Considering the question of why we tend to spread gossip, especially these days, with the immediacy of social media, my initial thought was that it is because we want to harm another, laugh at their behalf. After all, gossip is mostly, although not always, negative. Yet there is more to it. It occurred to me that we may chat about someone we don’t even personally know, and hardly care about, but the fact that the person at hand failed (which is what gives rise to most wicked chatter) makes us feel, at least perceptually, better. “Have you heard George is getting a divorce? Turns out his wife cheated on him all these years.” “I hear that Jane has a drinking problem. Yeah, she is now in rehab. Her poor children…” “Someone told me the Smiths are going through a foreclosure. Who would have guessed with the mansion they have?”

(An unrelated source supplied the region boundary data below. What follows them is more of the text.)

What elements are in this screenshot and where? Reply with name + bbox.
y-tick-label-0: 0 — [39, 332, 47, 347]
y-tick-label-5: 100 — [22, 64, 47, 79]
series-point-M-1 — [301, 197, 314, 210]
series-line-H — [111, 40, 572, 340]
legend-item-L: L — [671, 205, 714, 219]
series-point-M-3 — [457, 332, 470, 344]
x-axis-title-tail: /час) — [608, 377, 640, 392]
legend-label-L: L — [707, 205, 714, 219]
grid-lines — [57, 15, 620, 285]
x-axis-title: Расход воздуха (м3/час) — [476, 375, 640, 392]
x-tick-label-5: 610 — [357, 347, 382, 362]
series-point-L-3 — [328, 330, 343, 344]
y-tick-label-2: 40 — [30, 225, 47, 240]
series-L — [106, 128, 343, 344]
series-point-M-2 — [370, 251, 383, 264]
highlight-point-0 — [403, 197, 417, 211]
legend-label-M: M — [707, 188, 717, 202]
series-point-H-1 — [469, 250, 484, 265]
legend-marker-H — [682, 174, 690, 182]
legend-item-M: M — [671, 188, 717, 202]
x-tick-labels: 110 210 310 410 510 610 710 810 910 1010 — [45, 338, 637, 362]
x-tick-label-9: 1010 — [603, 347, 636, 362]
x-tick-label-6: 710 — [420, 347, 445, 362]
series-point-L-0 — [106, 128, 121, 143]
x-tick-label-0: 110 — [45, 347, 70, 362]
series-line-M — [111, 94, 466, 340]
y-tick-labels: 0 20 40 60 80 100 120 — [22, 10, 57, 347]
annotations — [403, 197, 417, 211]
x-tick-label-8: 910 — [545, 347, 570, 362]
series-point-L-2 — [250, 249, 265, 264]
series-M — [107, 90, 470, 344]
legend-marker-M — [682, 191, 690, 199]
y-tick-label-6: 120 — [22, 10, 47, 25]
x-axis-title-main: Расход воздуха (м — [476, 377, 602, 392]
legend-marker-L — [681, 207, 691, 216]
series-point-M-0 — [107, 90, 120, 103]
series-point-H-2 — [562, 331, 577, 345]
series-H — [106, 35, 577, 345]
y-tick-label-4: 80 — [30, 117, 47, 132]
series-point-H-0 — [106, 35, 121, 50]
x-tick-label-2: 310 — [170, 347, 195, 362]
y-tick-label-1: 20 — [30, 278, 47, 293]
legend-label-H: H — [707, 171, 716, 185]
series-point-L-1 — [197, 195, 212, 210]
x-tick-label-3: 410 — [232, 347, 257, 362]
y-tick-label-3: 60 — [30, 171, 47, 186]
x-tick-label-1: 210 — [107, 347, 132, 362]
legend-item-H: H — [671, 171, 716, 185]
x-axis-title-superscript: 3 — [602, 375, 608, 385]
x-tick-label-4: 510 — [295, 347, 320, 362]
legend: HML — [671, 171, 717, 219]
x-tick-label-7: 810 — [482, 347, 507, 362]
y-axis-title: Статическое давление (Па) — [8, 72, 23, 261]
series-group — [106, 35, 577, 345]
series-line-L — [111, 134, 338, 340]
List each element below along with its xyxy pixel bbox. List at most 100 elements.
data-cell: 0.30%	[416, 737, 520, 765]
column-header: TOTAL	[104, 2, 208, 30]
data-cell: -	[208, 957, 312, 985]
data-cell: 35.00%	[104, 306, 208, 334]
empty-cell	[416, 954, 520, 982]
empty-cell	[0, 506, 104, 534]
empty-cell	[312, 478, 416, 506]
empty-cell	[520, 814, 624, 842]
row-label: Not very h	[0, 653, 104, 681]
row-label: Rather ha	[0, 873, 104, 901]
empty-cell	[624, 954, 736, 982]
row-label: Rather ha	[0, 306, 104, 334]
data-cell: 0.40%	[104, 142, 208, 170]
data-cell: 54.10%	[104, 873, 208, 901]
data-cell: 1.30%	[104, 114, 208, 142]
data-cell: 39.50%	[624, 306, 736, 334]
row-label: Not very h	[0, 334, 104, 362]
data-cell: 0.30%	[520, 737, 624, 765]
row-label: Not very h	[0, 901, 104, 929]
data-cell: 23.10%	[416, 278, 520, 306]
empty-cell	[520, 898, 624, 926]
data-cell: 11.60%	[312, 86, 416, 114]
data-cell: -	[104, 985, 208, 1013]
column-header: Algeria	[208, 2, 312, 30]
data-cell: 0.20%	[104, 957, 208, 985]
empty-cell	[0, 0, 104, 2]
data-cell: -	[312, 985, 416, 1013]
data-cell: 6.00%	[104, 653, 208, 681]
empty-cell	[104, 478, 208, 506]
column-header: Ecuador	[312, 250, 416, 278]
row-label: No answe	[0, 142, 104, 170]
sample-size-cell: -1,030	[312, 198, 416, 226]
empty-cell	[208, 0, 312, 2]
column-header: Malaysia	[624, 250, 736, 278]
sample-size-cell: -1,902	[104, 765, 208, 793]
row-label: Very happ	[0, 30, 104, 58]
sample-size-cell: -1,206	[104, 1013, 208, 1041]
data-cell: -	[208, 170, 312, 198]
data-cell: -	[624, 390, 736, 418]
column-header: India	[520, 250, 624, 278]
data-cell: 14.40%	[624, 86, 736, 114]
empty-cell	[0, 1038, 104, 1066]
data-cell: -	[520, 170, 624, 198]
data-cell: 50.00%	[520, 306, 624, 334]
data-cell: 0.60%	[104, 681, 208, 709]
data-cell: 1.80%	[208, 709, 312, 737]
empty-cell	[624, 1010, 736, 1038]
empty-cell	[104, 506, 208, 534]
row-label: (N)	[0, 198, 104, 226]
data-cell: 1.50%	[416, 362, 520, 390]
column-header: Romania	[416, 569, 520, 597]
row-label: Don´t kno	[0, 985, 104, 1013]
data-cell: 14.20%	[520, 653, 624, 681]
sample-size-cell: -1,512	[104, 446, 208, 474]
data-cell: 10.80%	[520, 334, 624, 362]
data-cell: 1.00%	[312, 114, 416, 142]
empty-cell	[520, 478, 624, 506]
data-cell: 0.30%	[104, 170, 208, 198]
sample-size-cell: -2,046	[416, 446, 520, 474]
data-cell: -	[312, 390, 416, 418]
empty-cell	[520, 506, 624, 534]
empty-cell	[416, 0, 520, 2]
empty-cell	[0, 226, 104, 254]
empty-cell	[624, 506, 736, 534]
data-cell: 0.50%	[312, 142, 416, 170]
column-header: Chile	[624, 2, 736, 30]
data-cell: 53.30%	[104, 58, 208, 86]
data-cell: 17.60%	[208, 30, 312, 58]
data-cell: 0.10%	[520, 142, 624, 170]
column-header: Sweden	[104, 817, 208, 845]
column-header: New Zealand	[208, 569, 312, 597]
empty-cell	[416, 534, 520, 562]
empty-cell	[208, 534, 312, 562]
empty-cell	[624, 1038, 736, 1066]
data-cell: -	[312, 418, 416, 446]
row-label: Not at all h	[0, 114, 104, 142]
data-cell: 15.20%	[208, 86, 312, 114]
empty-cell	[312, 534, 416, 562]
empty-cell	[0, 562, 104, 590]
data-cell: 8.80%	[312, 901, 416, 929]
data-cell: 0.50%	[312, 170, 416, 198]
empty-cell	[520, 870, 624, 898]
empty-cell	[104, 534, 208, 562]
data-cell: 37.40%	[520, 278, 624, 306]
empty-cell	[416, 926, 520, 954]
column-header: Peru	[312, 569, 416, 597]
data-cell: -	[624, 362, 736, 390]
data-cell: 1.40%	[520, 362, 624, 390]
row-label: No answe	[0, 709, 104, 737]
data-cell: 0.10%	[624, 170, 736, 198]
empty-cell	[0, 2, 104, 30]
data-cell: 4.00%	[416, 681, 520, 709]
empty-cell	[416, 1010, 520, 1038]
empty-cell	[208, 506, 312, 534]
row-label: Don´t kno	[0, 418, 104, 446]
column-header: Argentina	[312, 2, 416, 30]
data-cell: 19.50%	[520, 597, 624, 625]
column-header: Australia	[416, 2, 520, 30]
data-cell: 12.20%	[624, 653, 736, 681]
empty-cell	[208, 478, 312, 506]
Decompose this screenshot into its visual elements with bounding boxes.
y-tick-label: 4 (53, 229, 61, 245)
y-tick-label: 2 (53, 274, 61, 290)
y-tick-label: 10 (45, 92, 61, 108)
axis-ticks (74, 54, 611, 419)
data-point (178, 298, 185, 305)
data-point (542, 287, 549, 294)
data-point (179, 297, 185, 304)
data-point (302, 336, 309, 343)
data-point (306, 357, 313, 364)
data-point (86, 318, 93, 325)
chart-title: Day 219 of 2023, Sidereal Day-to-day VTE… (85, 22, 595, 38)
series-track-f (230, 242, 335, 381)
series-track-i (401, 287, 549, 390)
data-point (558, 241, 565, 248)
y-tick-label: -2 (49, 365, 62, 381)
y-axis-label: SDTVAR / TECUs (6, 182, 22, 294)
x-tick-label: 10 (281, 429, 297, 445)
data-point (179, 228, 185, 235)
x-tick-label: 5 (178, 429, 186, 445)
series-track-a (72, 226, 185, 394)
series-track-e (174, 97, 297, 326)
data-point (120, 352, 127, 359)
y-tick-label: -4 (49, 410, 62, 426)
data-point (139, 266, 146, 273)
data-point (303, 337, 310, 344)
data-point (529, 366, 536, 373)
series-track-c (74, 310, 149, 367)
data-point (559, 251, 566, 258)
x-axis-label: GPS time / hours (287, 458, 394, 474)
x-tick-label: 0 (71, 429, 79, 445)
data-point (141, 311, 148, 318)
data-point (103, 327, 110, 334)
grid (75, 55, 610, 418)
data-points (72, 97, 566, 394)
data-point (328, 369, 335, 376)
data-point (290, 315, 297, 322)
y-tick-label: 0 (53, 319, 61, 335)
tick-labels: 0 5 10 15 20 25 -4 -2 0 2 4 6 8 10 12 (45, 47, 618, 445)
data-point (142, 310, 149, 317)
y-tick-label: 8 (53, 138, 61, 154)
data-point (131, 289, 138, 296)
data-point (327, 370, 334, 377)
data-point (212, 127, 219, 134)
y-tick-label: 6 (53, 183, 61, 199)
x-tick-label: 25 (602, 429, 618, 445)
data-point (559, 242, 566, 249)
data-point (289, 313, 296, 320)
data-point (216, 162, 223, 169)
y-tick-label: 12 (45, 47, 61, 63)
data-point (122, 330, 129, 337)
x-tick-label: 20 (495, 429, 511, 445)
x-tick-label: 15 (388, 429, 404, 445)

Notice that a typical gossip line is made out of a rumor and then an opinion. What the opinion really stands to show is how much better we are than the person who is the subject-matter of the talk. The fact George is getting a divorce means that my flailing marriage is still much better – thus I am a better spouse. And as to Jane – I have a lot of stress in my life too, but I don’t turn to the bottle to drawn my issues – I face it like a real man! What a loser. Not to mention the Smiths – they were such a showoff – serves them right for not knowing how to handle their financials as good as I do. I am such an amazing person! Ha!
So, turns out that gossip is nothing more than a cover-up for our own small insecurities. After all, if I was really convinced I am so great I would not have a need to belittle others.
But there’s more. Gossip also answers our need to feel important. If we don’t make the news, at least we can enjoy the little attention of being the messenger, and for a few precious moments get everyone’s attention. How pitiful is that?
I’ll end this post with an interesting observation by Walter Block, an American Austrian School economist and anarcho-libertarian theorist, who suggested that when comparing gossip and blackmail, both involving the disclosure of unflattering information, blackmailers would ethically come on top as superior to the gossip spreaders. Block writes, “In a sense, the gossip is much worse than the blackmailer, for the blackmailer has given the blackmailee a chance to silence him. The gossip exposes the secret without warning.” Block further adds, “It is indeed difficult, then, to account for the vilification suffered by the blackmailer, at least compared to the gossip, who is usually dismissed with slight contempt and smugness.”